Italian Pavilion turns to “crowdfunding” to raise cash
Money donated will help fund Bartolomeo Pietromarchi's presentation on the theme of "duality" at the Venice Biennale
By Gareth Harris. Web only
Published online: 06 February 2013
The Italian government today announced the exhibition plan for the Italian pavilion at the 2013 Venice Biennale (1 June-24 November), which will feature 14 artists selected by the curator Bartolomeo Pietromarchi, the director of the Macro (Museo d’Arte Contemporanea Roma). Working under the title “Vice Versa”, Pietromarchi said on Wednesday (6 February) at a press conference in Rome that he aims to explore the idea of “duality” by presenting pairings of artists across seven rooms in the Tese delle Vergini area of the Arsenale. By showing contrasting pieces together, the curator hopes to capture the contradictory nature of Italian culture.
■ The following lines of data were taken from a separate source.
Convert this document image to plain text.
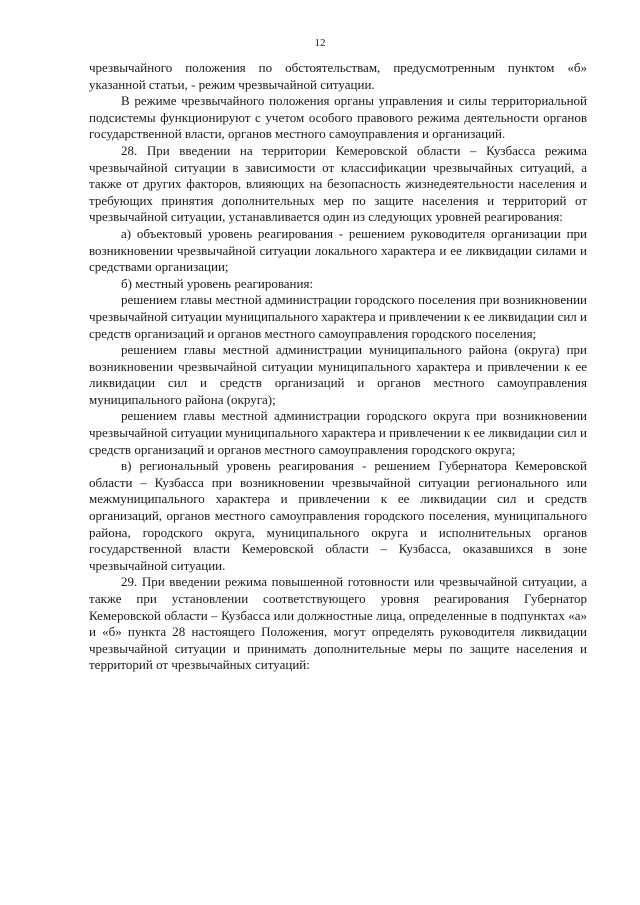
12

чрезвычайного положения по обстоятельствам, предусмотренным пунктом «б» указанной статьи, - режим чрезвычайной ситуации.

В режиме чрезвычайного положения органы управления и силы территориальной подсистемы функционируют с учетом особого правового режима деятельности органов государственной власти, органов местного самоуправления и организаций.

28. При введении на территории Кемеровской области – Кузбасса режима чрезвычайной ситуации в зависимости от классификации чрезвычайных ситуаций, а также от других факторов, влияющих на безопасность жизнедеятельности населения и требующих принятия дополнительных мер по защите населения и территорий от чрезвычайной ситуации, устанавливается один из следующих уровней реагирования:

а) объектовый уровень реагирования - решением руководителя организации при возникновении чрезвычайной ситуации локального характера и ее ликвидации силами и средствами организации;

б) местный уровень реагирования:

решением главы местной администрации городского поселения при возникновении чрезвычайной ситуации муниципального характера и привлечении к ее ликвидации сил и средств организаций и органов местного самоуправления городского поселения;

решением главы местной администрации муниципального района (округа) при возникновении чрезвычайной ситуации муниципального характера и привлечении к ее ликвидации сил и средств организаций и органов местного самоуправления муниципального района (округа);

решением главы местной администрации городского округа при возникновении чрезвычайной ситуации муниципального характера и привлечении к ее ликвидации сил и средств организаций и органов местного самоуправления городского округа;

в) региональный уровень реагирования - решением Губернатора Кемеровской области – Кузбасса при возникновении чрезвычайной ситуации регионального или межмуниципального характера и привлечении к ее ликвидации сил и средств организаций, органов местного самоуправления городского поселения, муниципального района, городского округа, муниципального округа и исполнительных органов государственной власти Кемеровской области – Кузбасса, оказавшихся в зоне чрезвычайной ситуации.

29. При введении режима повышенной готовности или чрезвычайной ситуации, а также при установлении соответствующего уровня реагирования Губернатор Кемеровской области – Кузбасса или должностные лица, определенные в подпунктах «а» и «б» пункта 28 настоящего Положения, могут определять руководителя ликвидации чрезвычайной ситуации и принимать дополнительные меры по защите населения и территорий от чрезвычайных ситуаций:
Among the artists included, Marcello Maloberti and Flavio Favelli will “chip away at the boundaries between autobiography and collective imagination through references to culture and pop-folk traditions”, according to a press statement. Meanwhile, Massimo Bartolini and Francesca Grilli will focus on freedom of speech and censorship. Other artist duos include Fabio Mauri and Francesco Arena; Piero Golia and Sislej Xhafa; Giulio Paolini and Marco Tirelli; Elisabetta Benassi and Gianfranco Baruchello.
Pietromarchi’s structured proposal, which appeared to find favour with some Italian critics at the press launch, contrasts with the sprawling, headline-hitting presentation overseen by the art historian and polemicist Vittorio Sgarbi at the 2011 Venice Biennale. Sgarbi, an outspoken critic of contemporary art, was a surprise choice to organise Italy’s contribution to the most prestigious contemporary art show in the world.
Sgarbi said he received around €1.5m in state funding for his Venice show but this year, the government will contribute only €600,000 (€400,000 is allocated to exhibition costs such as the production of works, 90% of which are site-specific; €200,000 goes towards operational expenses). In a radical move, the pavilion management has subsequently launched an appeal for private support based on the “crowdfunding” model used by institutions such as the Louvre, which continues to raise money for acquisitions through its “Tous mécènes” campaigns (a public appeal by the Paris museum recently raised €800,000 for two medieval ivory sculptures).
A 90-day fundraising period will be launched with events in Rome, Milan, London and New York. “The money donated will go to a dedicated bank account. The funds will be spent by the curator, in collaboration with MiBAC [Italy’s ministry of culture],” says a project spokeswoman.